Albert Étienne Jean-Baptiste Terrien de Lacouperie was of French origin, and his first works (Du Langage, 1867, and Les Noms Propres, 1868) were published in French. There follows a hiatus of a decade, after which all his publications are in English (starting with Early History of the Chinese Civilization, 1880). He was a member of the Royal Asiatic Society, and a member, and somtime Member of Council, of the Philological Society; he published in the journals of both societies. On the other side of the Channel, he was also a member of the Sociètè Asiatique. Little seems to be preserved of his biography. The credits on the title page of his 1887 book Languages of China Before the Chinese list him as Professor of Indo-Chinese Philology at University College, London. The postface to the same work gives us a detailed but brief glimpse of the scholar at work:

The scheme of this book was presented to the Philological Society and read as a part of the President's Address at the Annual Meeting, Friday, May 21st, 1886. As a delegate of the same Society to the Seventh International Congress of Orientalists held at Vienna last year, I read in French a résuméwhich was very favorably received by the fourth or Eastern section at the meeting of the 30th September, 1886.

My best thanks are offered to my colleagues the Members of the Philological Society for the publication of this work, which has appeared in full in the Philological Transactions for 1885-1886. It has been made partly with notes from my MS work China Before the Chinese, from my other work on The Beginnings of Chinese Civilization, in preparation, and from my lectures on The Science of Language, chiefly with reference to South-East Asia, which will soon appear,

It should not be inferred from the first paragraph of this that Terrien de Lacouperie was himself the President of the Philological Society as of its annual meeting in 1886. On the contrary, the outgoing President on that occasion, whose address included summaries of the work of several members, was the notable Walter William Skeat (1837-1912), editor of Chaucer (1899) and other Old English texts, and compiler of an Etymological Dictionary of English (1910).

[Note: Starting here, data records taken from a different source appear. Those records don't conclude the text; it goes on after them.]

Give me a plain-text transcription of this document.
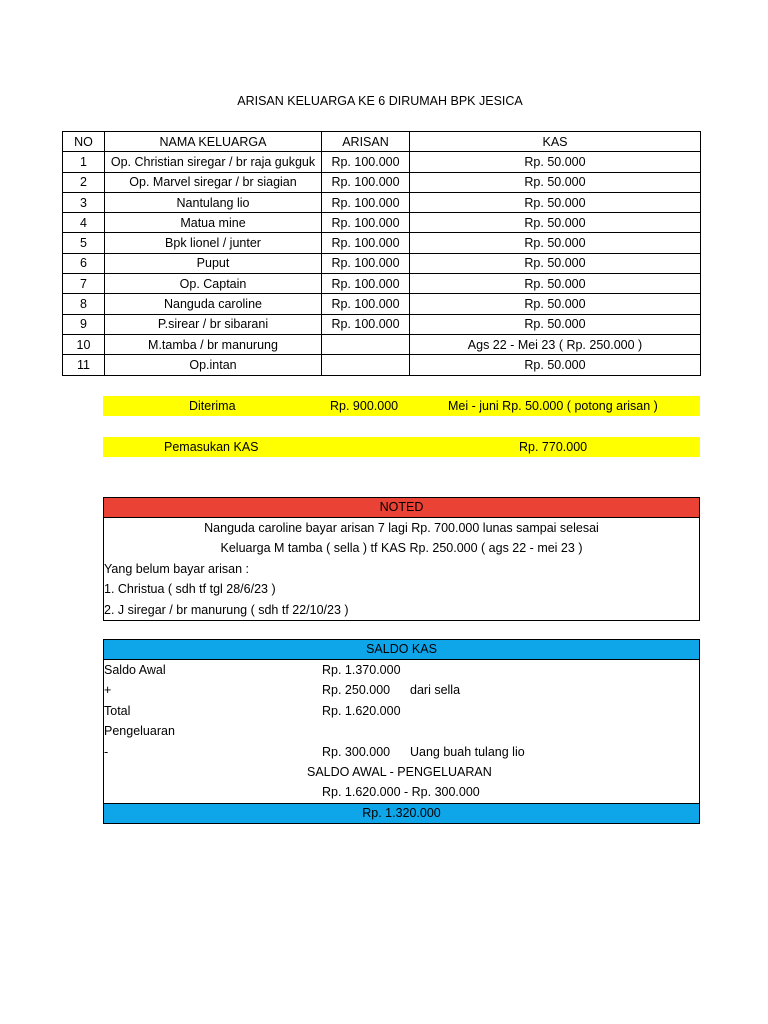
ARISAN KELUARGA KE 6 DIRUMAH BPK JESICA
NO	NAMA KELUARGA	ARISAN	KAS
1	Op. Christian siregar / br raja gukguk	Rp. 100.000	Rp. 50.000
2	Op. Marvel siregar / br siagian	Rp. 100.000	Rp. 50.000
3	Nantulang lio	Rp. 100.000	Rp. 50.000
4	Matua mine	Rp. 100.000	Rp. 50.000
5	Bpk lionel / junter	Rp. 100.000	Rp. 50.000
6	Puput	Rp. 100.000	Rp. 50.000
7	Op. Captain	Rp. 100.000	Rp. 50.000
8	Nanguda caroline	Rp. 100.000	Rp. 50.000
9	P.sirear / br sibarani	Rp. 100.000	Rp. 50.000
10	M.tamba / br manurung		Ags 22 - Mei 23 ( Rp. 250.000 )
11	Op.intan		Rp. 50.000
Diterima	Rp. 900.000	Mei - juni Rp. 50.000 ( potong arisan )
Pemasukan KAS	Rp. 770.000
NOTED
Nanguda caroline bayar arisan 7 lagi Rp. 700.000 lunas sampai selesai
Keluarga M tamba ( sella ) tf KAS Rp. 250.000 ( ags 22 - mei 23 )
Yang belum bayar arisan :
1. Christua ( sdh tf tgl 28/6/23 )
2. J siregar / br manurung ( sdh tf 22/10/23 )
SALDO KAS
Saldo Awal	Rp. 1.370.000
+	Rp. 250.000 dari sella
Total	Rp. 1.620.000
Pengeluaran
-	Rp. 300.000 Uang buah tulang lio
SALDO AWAL - PENGELUARAN
Rp. 1.620.000 - Rp. 300.000
Rp. 1.320.000
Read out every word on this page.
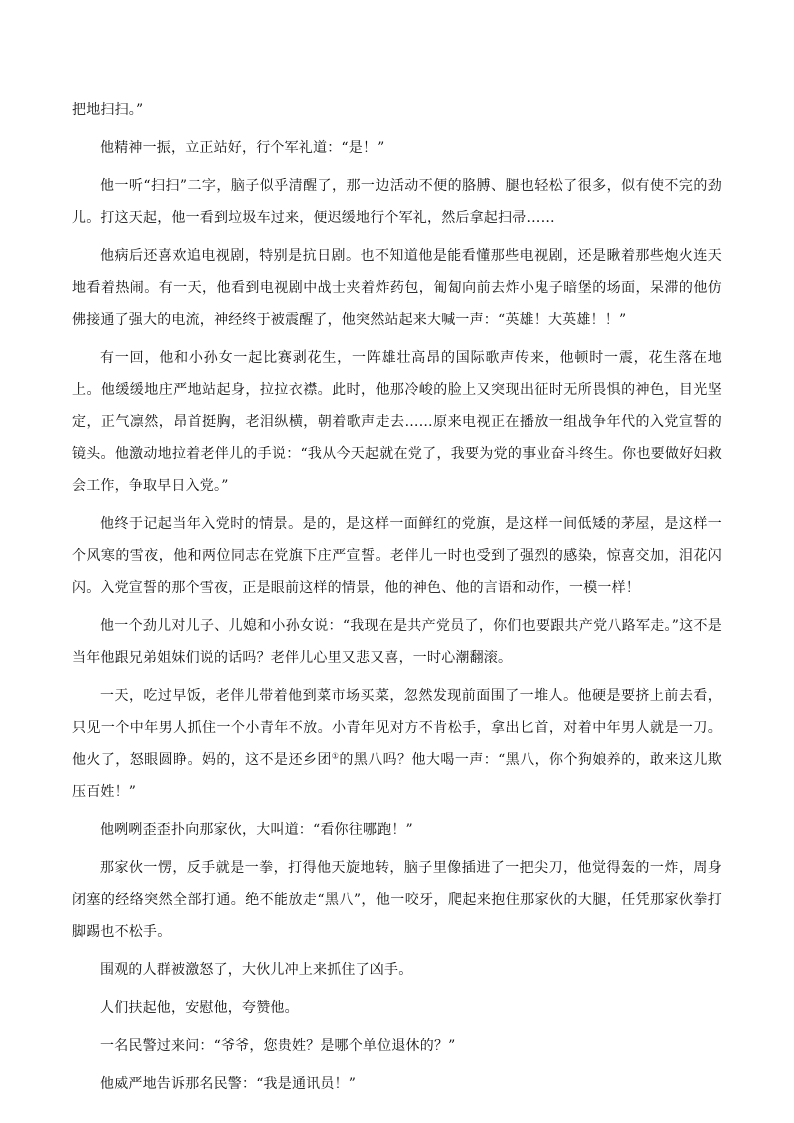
把地扫扫。”

他精神一振，立正站好，行个军礼道：“是！”

他一听“扫扫”二字，脑子似乎清醒了，那一边活动不便的胳膊、腿也轻松了很多，似有使不完的劲儿。打这天起，他一看到垃圾车过来，便迟缓地行个军礼，然后拿起扫帚……

他病后还喜欢追电视剧，特别是抗日剧。也不知道他是能看懂那些电视剧，还是瞅着那些炮火连天地看着热闹。有一天，他看到电视剧中战士夹着炸药包，匍匐向前去炸小鬼子暗堡的场面，呆滞的他仿佛接通了强大的电流，神经终于被震醒了，他突然站起来大喊一声：“英雄！大英雄！！”

有一回，他和小孙女一起比赛剥花生，一阵雄壮高昂的国际歌声传来，他顿时一震，花生落在地上。他缓缓地庄严地站起身，拉拉衣襟。此时，他那冷峻的脸上又突现出征时无所畏惧的神色，目光坚定，正气凛然，昂首挺胸，老泪纵横，朝着歌声走去……原来电视正在播放一组战争年代的入党宣誓的镜头。他激动地拉着老伴儿的手说：“我从今天起就在党了，我要为党的事业奋斗终生。你也要做好妇救会工作，争取早日入党。”

他终于记起当年入党时的情景。是的，是这样一面鲜红的党旗，是这样一间低矮的茅屋，是这样一个风寒的雪夜，他和两位同志在党旗下庄严宣誓。老伴儿一时也受到了强烈的感染，惊喜交加，泪花闪闪。入党宣誓的那个雪夜，正是眼前这样的情景，他的神色、他的言语和动作，一模一样！

他一个劲儿对儿子、儿媳和小孙女说：“我现在是共产党员了，你们也要跟共产党八路军走。”这不是当年他跟兄弟姐妹们说的话吗？老伴儿心里又悲又喜，一时心潮翻滚。

一天，吃过早饭，老伴儿带着他到菜市场买菜，忽然发现前面围了一堆人。他硬是要挤上前去看，只见一个中年男人抓住一个小青年不放。小青年见对方不肯松手，拿出匕首，对着中年男人就是一刀。他火了，怒眼圆睁。妈的，这不是还乡团①的黑八吗？他大喝一声：“黑八，你个狗娘养的，敢来这儿欺压百姓！”

他咧咧歪歪扑向那家伙，大叫道：“看你往哪跑！”

那家伙一愣，反手就是一拳，打得他天旋地转，脑子里像插进了一把尖刀，他觉得轰的一炸，周身闭塞的经络突然全部打通。绝不能放走“黑八”，他一咬牙，爬起来抱住那家伙的大腿，任凭那家伙拳打脚踢也不松手。

围观的人群被激怒了，大伙儿冲上来抓住了凶手。

人们扶起他，安慰他，夸赞他。

一名民警过来问：“爷爷，您贵姓？是哪个单位退休的？”

他威严地告诉那名民警：“我是通讯员！”
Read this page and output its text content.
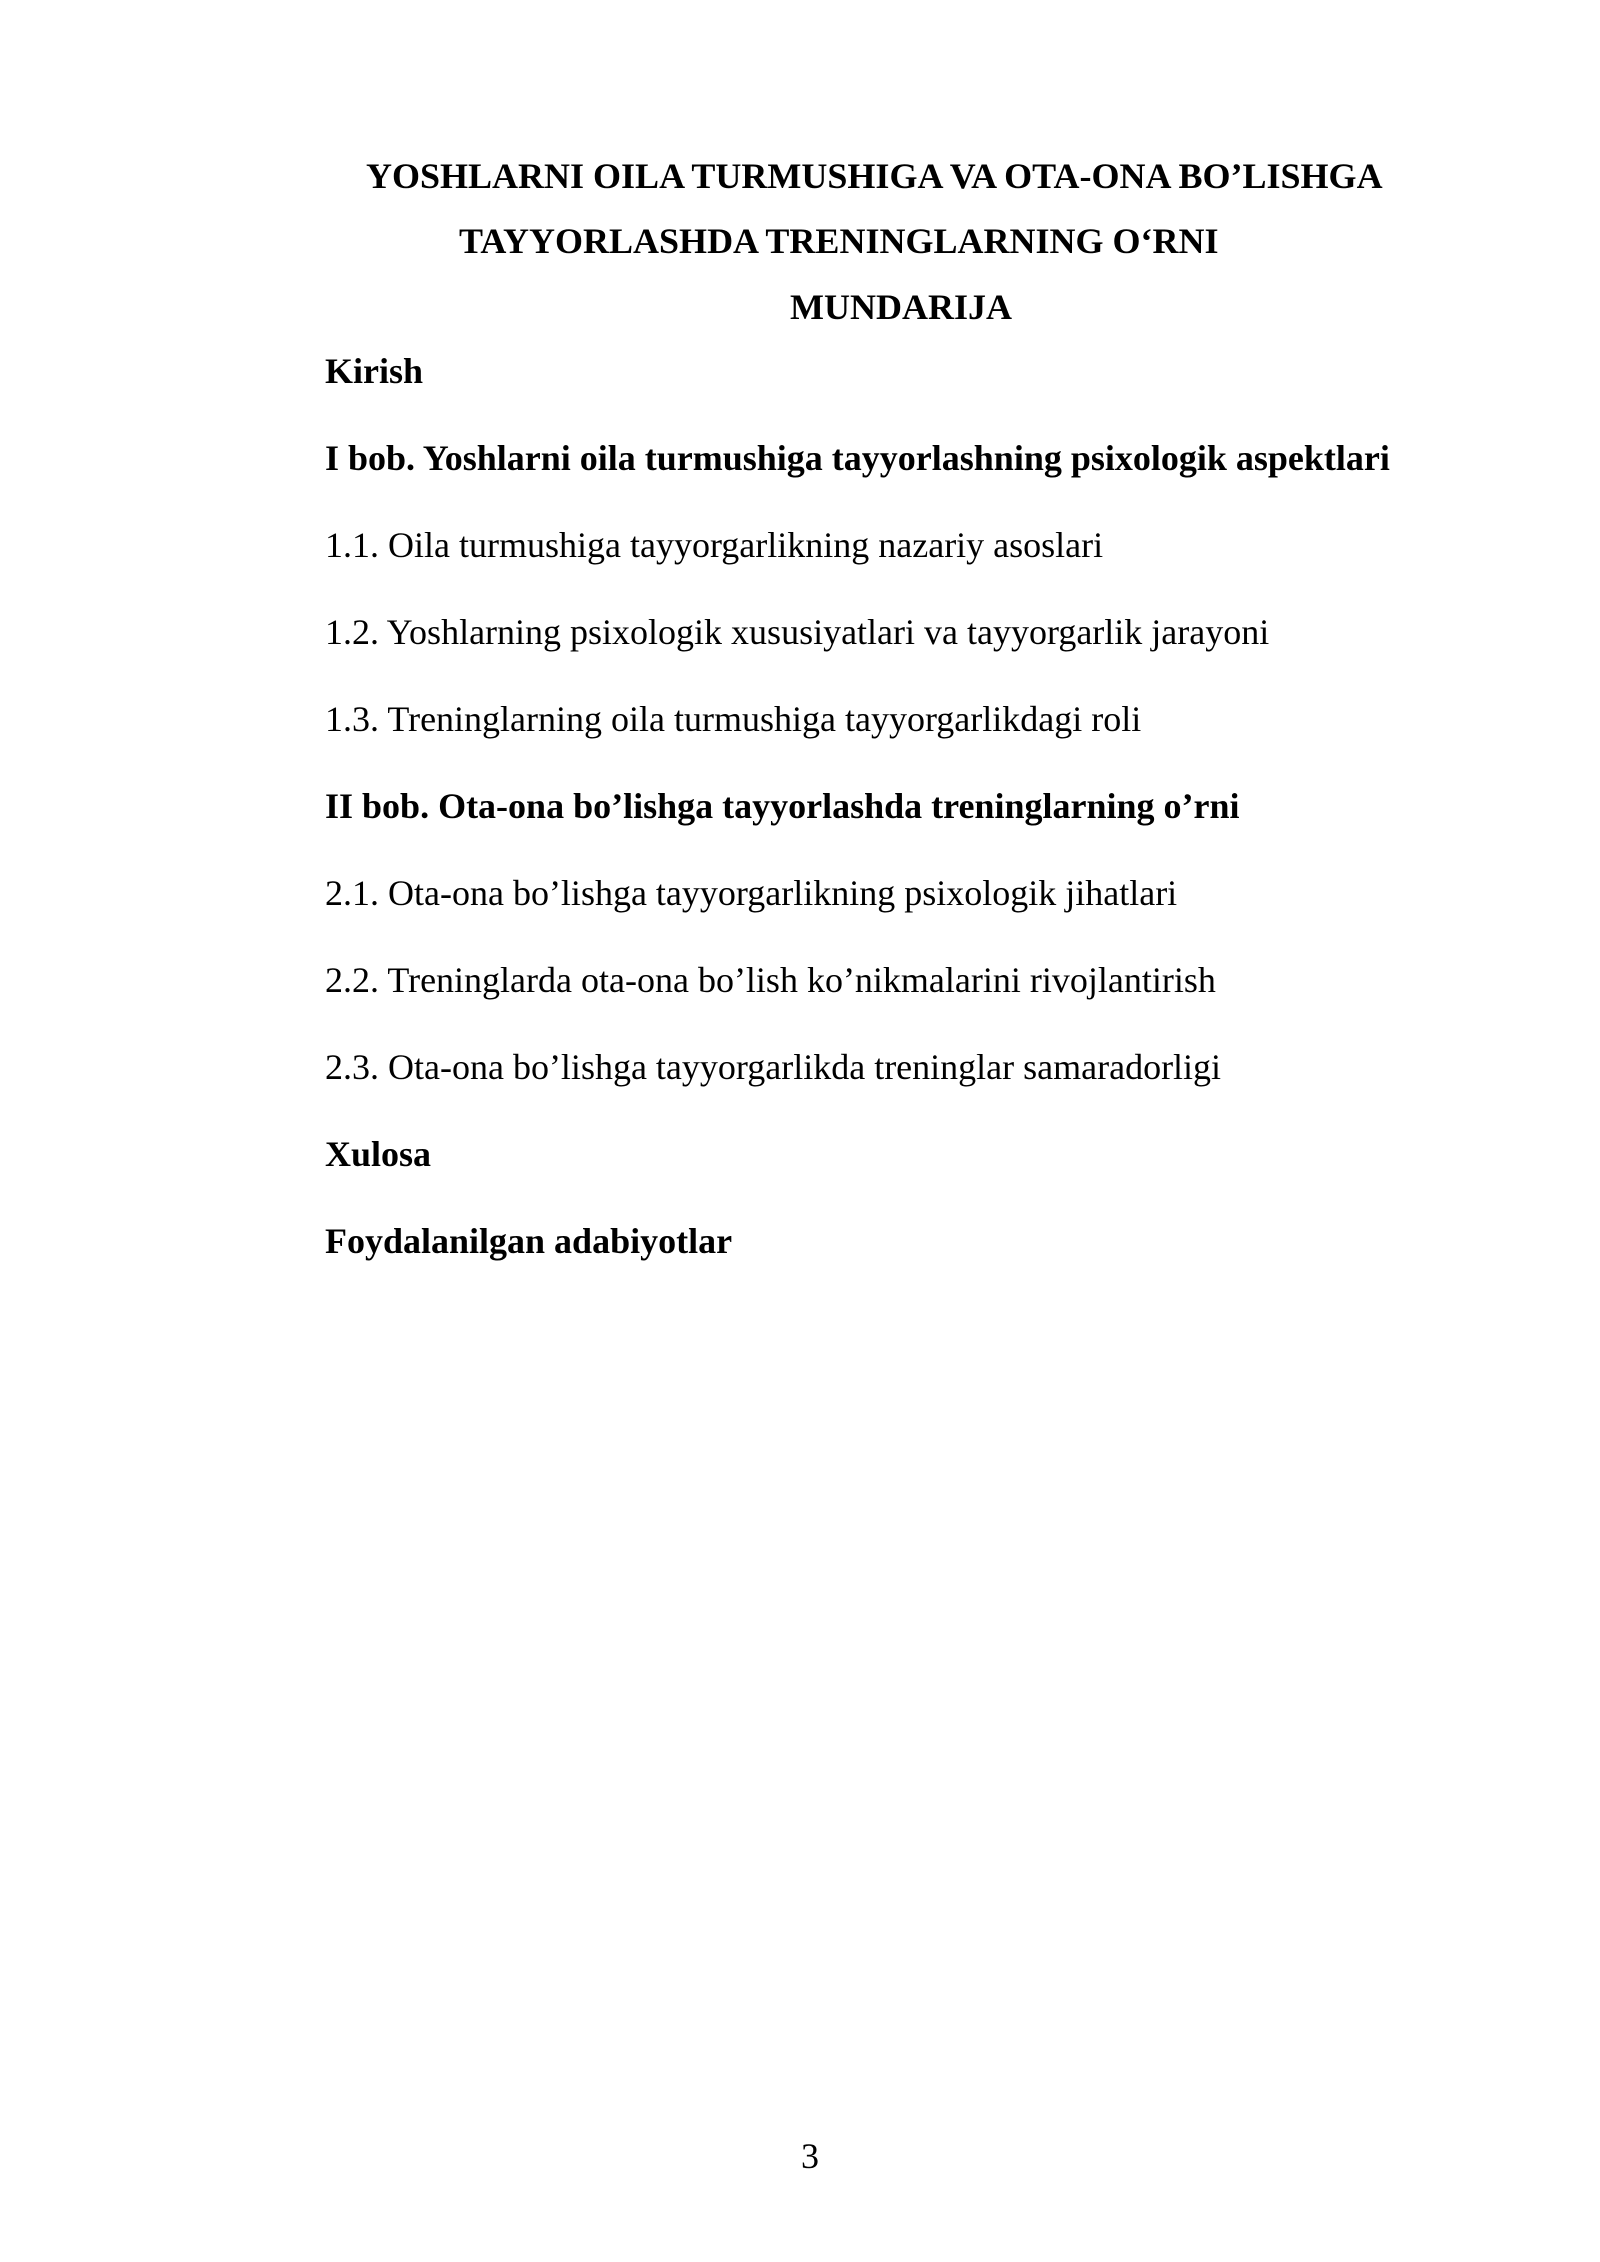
YOSHLARNI OILA TURMUSHIGA VA OTA-ONA BO’LISHGA
TAYYORLASHDA TRENINGLARNING O‘RNI
MUNDARIJA
Kirish
I bob. Yoshlarni oila turmushiga tayyorlashning psixologik aspektlari
1.1. Oila turmushiga tayyorgarlikning nazariy asoslari
1.2. Yoshlarning psixologik xususiyatlari va tayyorgarlik jarayoni
1.3. Treninglarning oila turmushiga tayyorgarlikdagi roli
II bob. Ota-ona bo’lishga tayyorlashda treninglarning o’rni
2.1. Ota-ona bo’lishga tayyorgarlikning psixologik jihatlari
2.2. Treninglarda ota-ona bo’lish ko’nikmalarini rivojlantirish
2.3. Ota-ona bo’lishga tayyorgarlikda treninglar samaradorligi
Xulosa
Foydalanilgan adabiyotlar
3
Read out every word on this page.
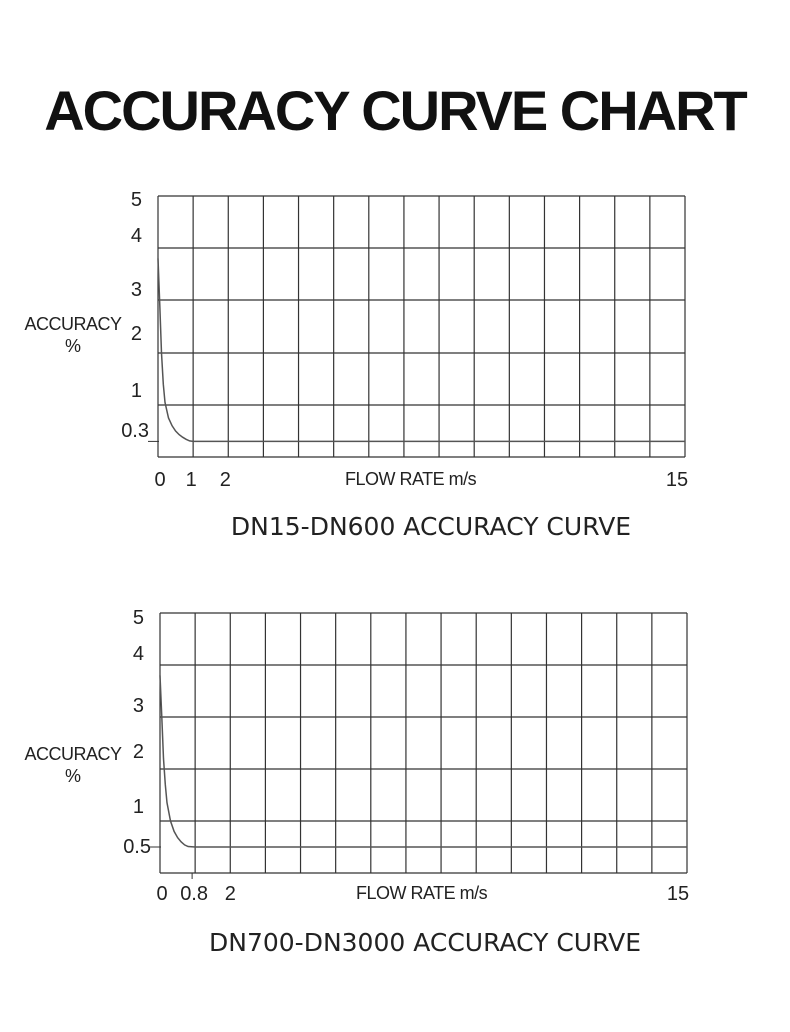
ACCURACY CURVE CHART
5
4
3
2
1
0.3
0 1 2	15
FLOW RATE m/s
ACCURACY
%
DN15-DN600 ACCURACY CURVE
5
4
3
2
1
0.5
0 0.8 2	15
FLOW RATE m/s
ACCURACY
%
DN700-DN3000 ACCURACY CURVE
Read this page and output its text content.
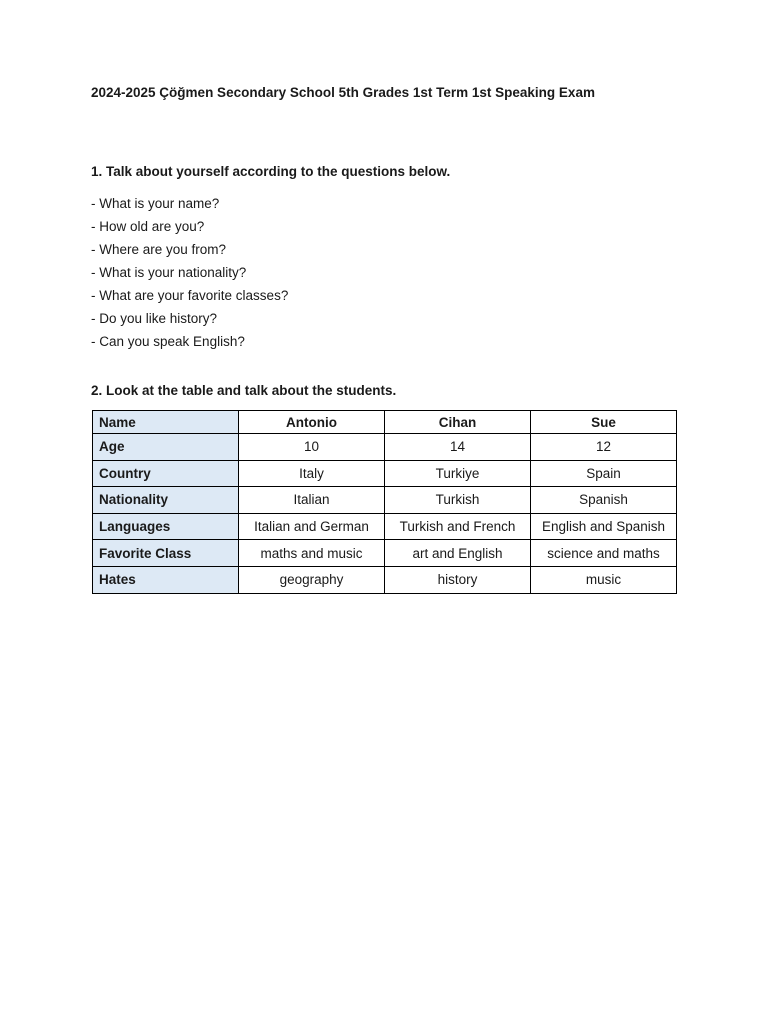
2024-2025 Çöğmen Secondary School 5th Grades 1st Term 1st Speaking Exam
1. Talk about yourself according to the questions below.
- What is your name?
- How old are you?
- Where are you from?
- What is your nationality?
- What are your favorite classes?
- Do you like history?
- Can you speak English?
2. Look at the table and talk about the students.
Name	Antonio	Cihan	Sue
Age	10	14	12
Country	Italy	Turkiye	Spain
Nationality	Italian	Turkish	Spanish
Languages	Italian and German	Turkish and French	English and Spanish
Favorite Class	maths and music	art and English	science and maths
Hates	geography	history	music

Terrien de Lacouperie's work on pre-Chinese languages follows the rational lines that would be natural for any first attempt at the subject. One line was a survey of hints in the early Chinese texts, including the Fang Yen. Another was an attempt to define the grammatical character ("ideology") of the various languages, related and unrelated, of China and Southeast Asia. His formula of five elements incorporates such variables as a preference for VO versus OV order. This is a useful complement and corrective to the more usual comparison of individual words. Word information as such was not abundantly available to him; he quotes and in part duplicates the brief wordlists from various Southeast Asian languages that had been published, or in some cases left in manuscript, by early missionaries and travelers. Those lists are still all we know about some of the languages in question.

From the early texts, and despite the orthodox interpretations that were attached to many of them, Terrien de Lacouperie gained a sufficiently accurate view of the Spring and Autumn period that he realized, half a century before Chyen Mu and Owen Lattimore, that the "Chinese" territory of that period was in fact honeycombed with non-Sinitic peoples and even states.

Coming from yet another angle, he investigated early Chinese money, starting with two monographs of 1882 and culminating in a Historical Sketch of Chinese and Japanese Coins, first included as a section in the 1885 Official Catalogues of the British Museum, and published separately in 1887. This is still used as a reference by dealers, quite possibly because its dates are systematically too early.

As for the languages of the earliest Chinese themselves (which he called the Bak Tribes, and which he concluded were originally located in Mesopotamia), Terrien de Lacouperie's suggestion, in several papers of 1882 and 1883, was that the most fruitful extant point of linguistic comparison was Akkadian. This remains to be either verified or superseded.